Purpose: Previous meta-analyses only examined the association between single gene polymorphisms and osteoporosis; there is no compilation of all gene loci that correlate with osteoporosis in the literature. In this study, we develop a new literature-based approach, a decisive gene strategy (DGS), to examine the sufficiency of the cumulative sample size for each gene locus and to assess whether a definite conclusion of the association between the gene locus and osteoporosis can be drawn.
Methods: The DGS was used to search PubMed, Embase, and Cochrane databases for all meta-analyses that correlated gene polymorphisms with osteoporosis. Trial sequential analysis was employed to examine the sufficiency of the cumulative sample size. Finally, we assessed the importance of gene loci in osteoporosis based on whether there were enough sample sizes and the heterogeneity of the literature with the I2 value.
Results: After excluding 169 irrelevant publications, 39 meta-analysis papers were obtained. Among Caucasians, in 17 gene loci, there were eight gene loci (e.g., vitamin D Receptor ApaI rs7975232) with sufficient cumulative sample size to confirm that they were unrelated to the disease. Among Asians, in 15 gene loci, four gene loci that had sufficient sample sizes were risk factors: VDR FokI rs2228570 (odds ratio (OR) = 1.44, 95% confidence interval (CI) = 1.22–1.70), TGF β1 rs1800470 (OR = 1.35, 95% CI = 1.10–1.65), IGF1 rs2288377 (OR = 1.44, 95% CI = 1.28–1.62), and IGF1 rs35767 (OR = 1.20, 95% CI = 1.06–1.36), respectively, whereas one gene locus, ESR2 RsaI rs1256049 (OR = 0.69, 95% CI = 0.59–0.81), was a protective factor.
Conclusions: The DGS successfully identified five gene loci in osteoporosis that will apply to other diseases to find causal genes, which may contribute to further genetic therapy.
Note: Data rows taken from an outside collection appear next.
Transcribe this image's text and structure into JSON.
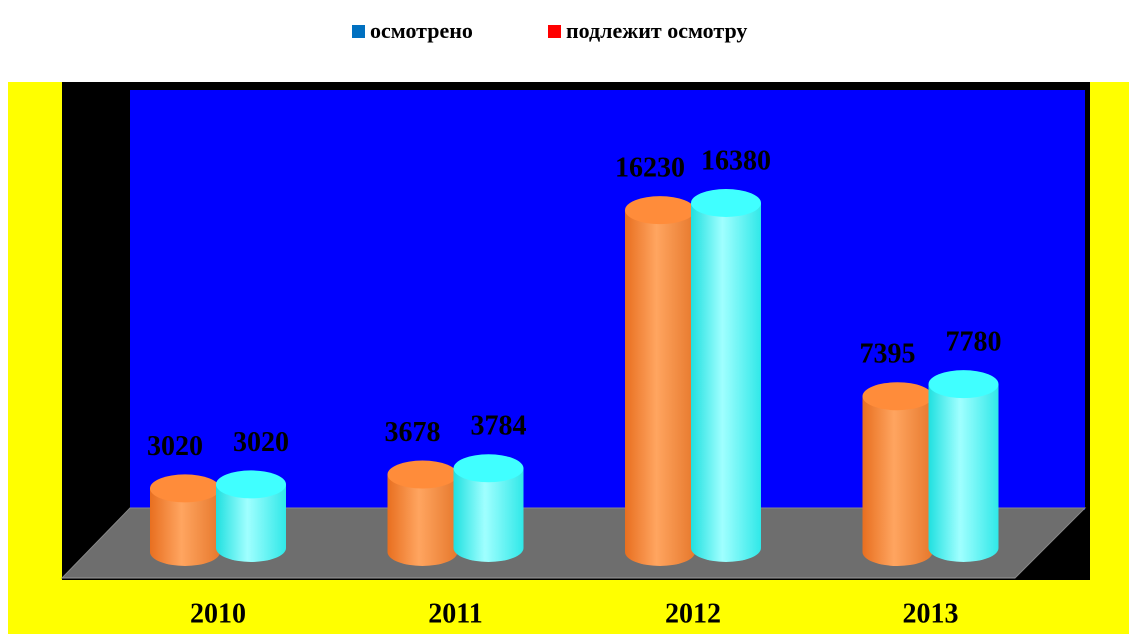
{
  "chart_data": {
    "type": "bar3d",
    "categories": [
      "2010",
      "2011",
      "2012",
      "2013"
    ],
    "series": [
      {
        "name": "осмотрено",
        "legend_color": "#0070c0",
        "color": "#ff8c3a",
        "values": [
          3020,
          3678,
          16230,
          7395
        ]
      },
      {
        "name": "подлежит осмотру",
        "legend_color": "#ff0000",
        "color": "#40ffff",
        "values": [
          3020,
          3784,
          16380,
          7780
        ]
      }
    ]
  }
}
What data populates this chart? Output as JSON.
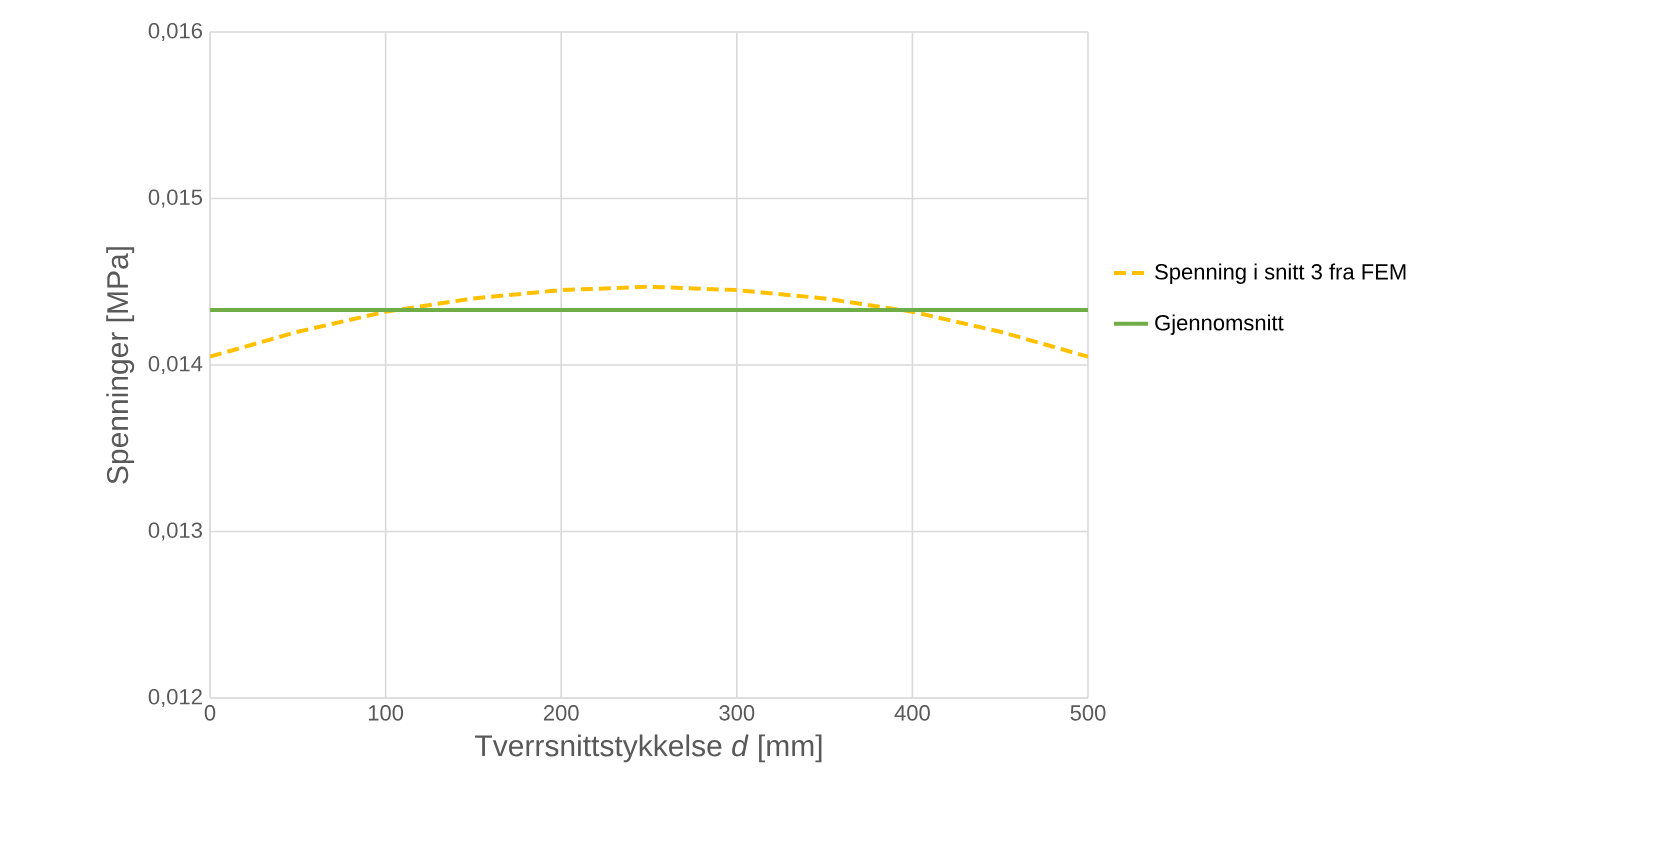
{
  "chart_data": {
    "type": "line",
    "xlabel": "Tverrsnittstykkelse *d* [mm]",
    "ylabel": "Spenninger [MPa]",
    "xlim": [
      0,
      500
    ],
    "ylim": [
      0.012,
      0.016
    ],
    "xticks": [
      0,
      100,
      200,
      300,
      400,
      500
    ],
    "yticks": [
      {
        "value": 0.012,
        "label": "0,012"
      },
      {
        "value": 0.013,
        "label": "0,013"
      },
      {
        "value": 0.014,
        "label": "0,014"
      },
      {
        "value": 0.015,
        "label": "0,015"
      },
      {
        "value": 0.016,
        "label": "0,016"
      }
    ],
    "grid": true,
    "legend": "right",
    "series": [
      {
        "name": "Spenning i snitt 3 fra FEM",
        "color": "#ffc000",
        "line_style": "dashed",
        "x": [
          0,
          50,
          100,
          150,
          200,
          250,
          300,
          350,
          400,
          450,
          500
        ],
        "values": [
          0.01405,
          0.0142,
          0.01432,
          0.0144,
          0.01445,
          0.01447,
          0.01445,
          0.0144,
          0.01432,
          0.0142,
          0.01405
        ]
      },
      {
        "name": "Gjennomsnitt",
        "color": "#70ad47",
        "line_style": "solid",
        "x": [
          0,
          500
        ],
        "values": [
          0.01433,
          0.01433
        ]
      }
    ]
  }
}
BMD: Bone mineral density; CI: Confidence interval; DGS: Decisive gene strategy; GTEx: Genotype-tissue expression; GWAS: Genome-wide association studies; MAF: Minor allele frequency; OR: Odds ratio; PI3K: Phosphoinositide 3-kinase; PMOP: Postmenopausal osteoporosis; rs: refSNP; RIS: Required information size; SMD: Standard mean deviation; SNP: Single-nucleotide polymorphism; TSA: Trial sequential analysis.